16. The hotel recommendation apparatus according to any one of claims 9-15, wherein, The sorting module is used by a third-party intelligent agent to sort the candidate hotel set according to the user profile information and hotel details, and when generating recommendation results, it includes: The sorting unit is configured to sort the candidate hotel set according to the user profile information and the hotel details by the third intelligent agent, and select n candidate hotels as recommended hotels from them; The recommendation reason generation unit is configured to generate a corresponding recommendation reason for each recommended hotel based on the user profile information and the hotel details, and to use the recommended hotel and the recommendation reason as the recommendation result.

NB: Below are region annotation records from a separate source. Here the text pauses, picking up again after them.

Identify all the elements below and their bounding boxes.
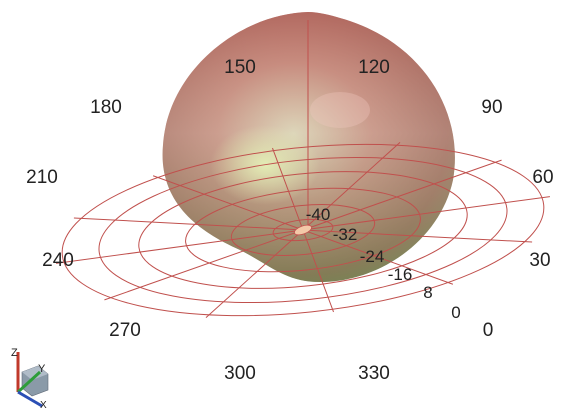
radial-label: 8 bbox=[423, 283, 432, 302]
grid-spoke bbox=[56, 229, 304, 264]
radial-labels: -40-32-24-16 80 bbox=[306, 205, 461, 322]
triad-label-z: Z bbox=[11, 347, 18, 359]
grid-spoke bbox=[104, 229, 304, 301]
triad-label-y: Y bbox=[38, 363, 46, 375]
grid-spoke bbox=[302, 141, 401, 231]
grid-ring bbox=[230, 204, 376, 256]
origin-marker bbox=[294, 224, 312, 236]
radial-label: -40 bbox=[306, 205, 331, 224]
angle-label: 150 bbox=[224, 57, 256, 78]
triad-label-x: X bbox=[40, 400, 47, 409]
angle-label: 270 bbox=[109, 320, 141, 341]
grid-spoke bbox=[302, 229, 334, 313]
axes-triad: Z Y X bbox=[11, 347, 49, 411]
grid-spoke bbox=[302, 229, 454, 285]
grid-spoke bbox=[272, 147, 304, 231]
grid-ring bbox=[272, 218, 334, 242]
radial-label: 0 bbox=[451, 303, 460, 322]
y-axis-arrow bbox=[16, 370, 42, 394]
x-axis-arrow bbox=[17, 390, 43, 408]
grid-ring bbox=[98, 156, 508, 304]
grid-spoke bbox=[302, 229, 533, 243]
radial-label: -16 bbox=[388, 265, 413, 284]
angle-label: 0 bbox=[483, 320, 494, 341]
grid-ring bbox=[138, 171, 468, 289]
angle-label: 120 bbox=[358, 57, 390, 78]
grid-spoke bbox=[152, 175, 304, 231]
polar-grid bbox=[56, 141, 550, 319]
grid-spoke bbox=[73, 217, 304, 231]
angle-label: 210 bbox=[26, 167, 58, 188]
grid-spoke bbox=[302, 159, 502, 231]
grid-spoke bbox=[302, 196, 550, 231]
grid-spoke bbox=[205, 229, 304, 319]
radial-label: -32 bbox=[333, 225, 358, 244]
angle-label: 240 bbox=[42, 250, 74, 271]
grid-ring bbox=[185, 187, 421, 273]
angle-label: 30 bbox=[529, 250, 550, 271]
grid-ring bbox=[61, 143, 545, 317]
lobe-highlight-2 bbox=[310, 92, 370, 128]
angle-label: 90 bbox=[481, 97, 502, 118]
angle-label: 180 bbox=[90, 97, 122, 118]
angle-label: 300 bbox=[224, 363, 256, 384]
angle-label: 60 bbox=[532, 167, 553, 188]
radial-label: -24 bbox=[360, 247, 385, 266]
angle-label: 330 bbox=[358, 363, 390, 384]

17. An electronic device comprising: At least one processor; as well as A memory communicatively connected to the at least one processor; wherein, The memory stores instructions that can be executed by the at least one processor to enable the at least one processor to perform the method of any one of claims 1-8.

18. A non-transitory computer readable storage medium having stored thereon computer instructions, wherein, The computer instructions are used to cause the computer to perform the method according to any one of claims 1-8.

19. A computer program product comprising a computer program that, when executed by a processor, implements the method according to any one of claims 1-8.